News of the J&J/Bavarian Nordic Ebola combo regimen was the second disclosure in as many weeks by a major pharma about efforts to develop an Ebola vaccine.
On August 28, GlaxoSmithKline (GSK) said it was preparing to test its own experimental Ebola vaccine on healthy volunteers in the U.K., The Gambia, and Mali starting in mid-month, using more than $4.6 million in funding from an international consortium.
GSK said its vaccine will be tested in Phase I safety trials being co-developed by the pharma giant and the NIH. Those trials will be launched alongside similar studies in the U.S. by NIAID.
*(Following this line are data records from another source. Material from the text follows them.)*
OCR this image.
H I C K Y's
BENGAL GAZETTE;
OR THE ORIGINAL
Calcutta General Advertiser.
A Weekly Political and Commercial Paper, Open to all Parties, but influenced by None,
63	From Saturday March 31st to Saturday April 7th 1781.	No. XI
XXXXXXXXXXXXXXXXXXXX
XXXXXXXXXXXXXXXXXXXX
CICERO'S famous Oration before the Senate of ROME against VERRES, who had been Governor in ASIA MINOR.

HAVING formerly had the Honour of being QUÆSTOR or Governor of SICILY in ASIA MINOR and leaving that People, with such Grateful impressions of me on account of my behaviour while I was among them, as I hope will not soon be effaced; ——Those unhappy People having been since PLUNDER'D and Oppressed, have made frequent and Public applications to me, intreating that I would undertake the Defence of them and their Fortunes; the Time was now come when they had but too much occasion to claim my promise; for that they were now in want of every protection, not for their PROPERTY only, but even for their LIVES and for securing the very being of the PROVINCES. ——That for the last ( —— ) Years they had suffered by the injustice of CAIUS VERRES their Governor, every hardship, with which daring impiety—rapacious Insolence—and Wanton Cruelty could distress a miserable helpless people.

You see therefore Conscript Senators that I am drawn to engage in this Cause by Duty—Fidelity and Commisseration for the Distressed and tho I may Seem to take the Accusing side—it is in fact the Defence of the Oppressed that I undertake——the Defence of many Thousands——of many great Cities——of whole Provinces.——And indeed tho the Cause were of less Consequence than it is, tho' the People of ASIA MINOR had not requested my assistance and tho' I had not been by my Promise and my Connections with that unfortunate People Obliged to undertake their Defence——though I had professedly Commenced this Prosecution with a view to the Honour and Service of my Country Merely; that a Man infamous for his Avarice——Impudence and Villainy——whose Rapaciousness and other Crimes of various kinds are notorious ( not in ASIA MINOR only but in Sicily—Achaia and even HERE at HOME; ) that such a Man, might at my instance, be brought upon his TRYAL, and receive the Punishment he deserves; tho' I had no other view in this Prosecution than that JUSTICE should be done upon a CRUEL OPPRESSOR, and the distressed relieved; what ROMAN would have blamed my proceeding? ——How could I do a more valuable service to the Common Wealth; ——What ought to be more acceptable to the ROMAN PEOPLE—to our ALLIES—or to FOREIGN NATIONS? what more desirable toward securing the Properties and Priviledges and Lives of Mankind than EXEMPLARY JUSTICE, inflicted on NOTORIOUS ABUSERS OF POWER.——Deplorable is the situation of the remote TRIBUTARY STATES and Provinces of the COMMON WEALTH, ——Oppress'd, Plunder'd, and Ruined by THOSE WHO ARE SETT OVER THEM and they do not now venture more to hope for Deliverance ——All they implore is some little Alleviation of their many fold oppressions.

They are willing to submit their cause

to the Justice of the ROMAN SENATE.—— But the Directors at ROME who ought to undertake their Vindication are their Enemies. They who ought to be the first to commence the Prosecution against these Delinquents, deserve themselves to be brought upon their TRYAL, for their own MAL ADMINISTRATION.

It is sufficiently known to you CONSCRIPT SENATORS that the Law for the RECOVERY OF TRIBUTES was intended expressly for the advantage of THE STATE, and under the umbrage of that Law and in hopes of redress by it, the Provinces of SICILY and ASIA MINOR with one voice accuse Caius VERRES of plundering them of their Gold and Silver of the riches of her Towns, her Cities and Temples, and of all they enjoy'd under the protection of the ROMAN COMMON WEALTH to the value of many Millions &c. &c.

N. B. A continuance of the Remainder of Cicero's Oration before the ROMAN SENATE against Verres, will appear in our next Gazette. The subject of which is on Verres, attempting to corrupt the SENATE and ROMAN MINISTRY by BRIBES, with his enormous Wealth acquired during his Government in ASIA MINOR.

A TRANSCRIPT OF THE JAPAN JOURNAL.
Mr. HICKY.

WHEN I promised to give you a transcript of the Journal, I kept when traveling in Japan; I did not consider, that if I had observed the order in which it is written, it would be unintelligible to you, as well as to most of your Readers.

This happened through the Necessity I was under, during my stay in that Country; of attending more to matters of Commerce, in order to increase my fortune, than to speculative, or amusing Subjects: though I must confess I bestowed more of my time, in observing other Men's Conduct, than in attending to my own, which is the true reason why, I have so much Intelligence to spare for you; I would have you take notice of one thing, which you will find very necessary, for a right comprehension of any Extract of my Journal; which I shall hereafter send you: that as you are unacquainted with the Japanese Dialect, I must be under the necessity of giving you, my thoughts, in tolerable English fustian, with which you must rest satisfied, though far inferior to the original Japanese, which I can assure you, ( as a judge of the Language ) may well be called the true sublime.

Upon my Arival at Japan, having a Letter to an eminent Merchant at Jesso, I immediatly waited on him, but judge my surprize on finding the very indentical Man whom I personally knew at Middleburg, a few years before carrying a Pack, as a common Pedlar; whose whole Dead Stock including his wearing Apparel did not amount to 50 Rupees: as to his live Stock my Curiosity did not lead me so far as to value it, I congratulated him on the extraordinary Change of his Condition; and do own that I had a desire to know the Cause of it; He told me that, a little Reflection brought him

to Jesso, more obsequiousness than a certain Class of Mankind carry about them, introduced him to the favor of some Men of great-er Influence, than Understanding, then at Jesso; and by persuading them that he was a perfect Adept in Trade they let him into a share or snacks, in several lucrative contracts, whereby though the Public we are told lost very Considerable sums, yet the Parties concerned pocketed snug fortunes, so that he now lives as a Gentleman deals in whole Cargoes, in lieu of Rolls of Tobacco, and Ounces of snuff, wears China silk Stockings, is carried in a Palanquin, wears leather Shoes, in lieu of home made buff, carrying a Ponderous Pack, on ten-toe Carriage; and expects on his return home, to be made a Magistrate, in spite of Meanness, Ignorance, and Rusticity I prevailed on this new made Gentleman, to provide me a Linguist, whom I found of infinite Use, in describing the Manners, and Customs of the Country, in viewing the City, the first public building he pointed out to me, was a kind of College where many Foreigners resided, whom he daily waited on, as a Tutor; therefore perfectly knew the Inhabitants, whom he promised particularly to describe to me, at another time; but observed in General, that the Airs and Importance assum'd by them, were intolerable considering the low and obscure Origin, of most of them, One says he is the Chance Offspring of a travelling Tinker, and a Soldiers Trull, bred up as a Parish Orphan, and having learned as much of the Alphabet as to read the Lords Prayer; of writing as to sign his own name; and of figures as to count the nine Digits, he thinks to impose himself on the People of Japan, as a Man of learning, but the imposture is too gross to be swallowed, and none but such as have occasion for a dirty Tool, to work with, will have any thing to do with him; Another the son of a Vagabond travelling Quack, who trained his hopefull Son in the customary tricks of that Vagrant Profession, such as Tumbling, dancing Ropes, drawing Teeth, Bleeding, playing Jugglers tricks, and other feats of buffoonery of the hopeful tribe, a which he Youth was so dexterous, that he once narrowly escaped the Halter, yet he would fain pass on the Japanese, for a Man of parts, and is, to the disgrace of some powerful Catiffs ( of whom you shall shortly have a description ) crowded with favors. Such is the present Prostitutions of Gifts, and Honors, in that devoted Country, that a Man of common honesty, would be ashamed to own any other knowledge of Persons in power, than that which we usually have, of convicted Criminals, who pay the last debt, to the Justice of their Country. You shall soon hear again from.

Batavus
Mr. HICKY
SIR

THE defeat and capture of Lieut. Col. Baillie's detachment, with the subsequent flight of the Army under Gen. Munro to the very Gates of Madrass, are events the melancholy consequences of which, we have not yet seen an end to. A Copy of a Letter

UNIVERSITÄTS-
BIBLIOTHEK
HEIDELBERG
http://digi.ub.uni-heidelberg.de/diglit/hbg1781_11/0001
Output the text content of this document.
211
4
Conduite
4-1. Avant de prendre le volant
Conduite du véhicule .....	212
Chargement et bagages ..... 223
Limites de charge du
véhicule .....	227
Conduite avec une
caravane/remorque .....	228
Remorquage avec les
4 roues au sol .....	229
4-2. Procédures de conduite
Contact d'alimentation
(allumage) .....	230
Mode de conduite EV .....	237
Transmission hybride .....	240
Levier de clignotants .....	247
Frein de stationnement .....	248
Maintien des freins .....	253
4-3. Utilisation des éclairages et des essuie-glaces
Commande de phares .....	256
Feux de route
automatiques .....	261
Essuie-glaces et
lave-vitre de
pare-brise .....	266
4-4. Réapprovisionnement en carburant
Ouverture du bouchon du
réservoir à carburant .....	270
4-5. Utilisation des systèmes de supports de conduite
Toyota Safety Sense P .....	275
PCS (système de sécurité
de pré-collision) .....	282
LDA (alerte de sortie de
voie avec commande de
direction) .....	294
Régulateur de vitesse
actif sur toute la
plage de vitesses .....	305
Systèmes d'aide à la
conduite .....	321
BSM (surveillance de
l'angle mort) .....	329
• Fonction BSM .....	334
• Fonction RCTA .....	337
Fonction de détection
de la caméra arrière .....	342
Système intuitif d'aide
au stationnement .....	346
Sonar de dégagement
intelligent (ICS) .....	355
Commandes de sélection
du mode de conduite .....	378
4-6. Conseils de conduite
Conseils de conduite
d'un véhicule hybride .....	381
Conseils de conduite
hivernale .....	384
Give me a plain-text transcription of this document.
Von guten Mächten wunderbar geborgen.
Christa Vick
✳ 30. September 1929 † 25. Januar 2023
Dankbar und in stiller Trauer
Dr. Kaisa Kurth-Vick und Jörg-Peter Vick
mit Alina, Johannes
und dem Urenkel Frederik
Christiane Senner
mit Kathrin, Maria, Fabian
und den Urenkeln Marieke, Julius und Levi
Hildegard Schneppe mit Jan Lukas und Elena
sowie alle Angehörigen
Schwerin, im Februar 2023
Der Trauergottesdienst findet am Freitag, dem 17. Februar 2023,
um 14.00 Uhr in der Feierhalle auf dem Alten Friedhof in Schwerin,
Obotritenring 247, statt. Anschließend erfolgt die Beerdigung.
NIAID is also studying the experimental Ebola vaccine advanced by NewLink, which said it is working with the U.S. Department of Defense's Defense Threat Reduction Agency (DTRA) and the Walter Reed Army Institute of Research (WRAIR) to launch the initial Phase I safety trial for its vaccine candidate.
The Phase I study will evaluate how healthy adults respond to various doses of vaccine. At the highest doses planned for the trial, NewLink said, the vaccine has worked rapidly enough to be effective in non-human primates even when given after animals were challenged with lethal doses of Ebola virus.
The vaccine is directed at the protein which forms the outer coat of Ebola virus and has been shown to induce antibodies that neutralize the virus. Roughly 40 healthy volunteers will be immunized and then followed to determine the safety of the vaccine and the magnitude and durability of any immune response, including whether these volunteers develop the same levels of antibody responses that are thought to protect monkeys in Ebola challenge studies.
NewLink said it anticipates co-conducting additional Phase I studies to examine different dosing schedules and extension to vulnerable populations, along with NIAID, PHAC, and the WHO.
The company has formed a steering committee among its partners designed to identify and create the scientific, regulatory, and ethical framework needed to proceed quickly with development of its vaccine candidate.
“We are preparing for Phase I studies in North America, Europe, and Africa, and recently signed agreements with third-party manufacturers to scale up vaccine production,” said Charles Link, M.D., NewLink’s CEO and CSO. “NewLink's team will be in Geneva this week at the WHO Ebola meeting to continue the process of sharing information and planning for additional studies,” he added.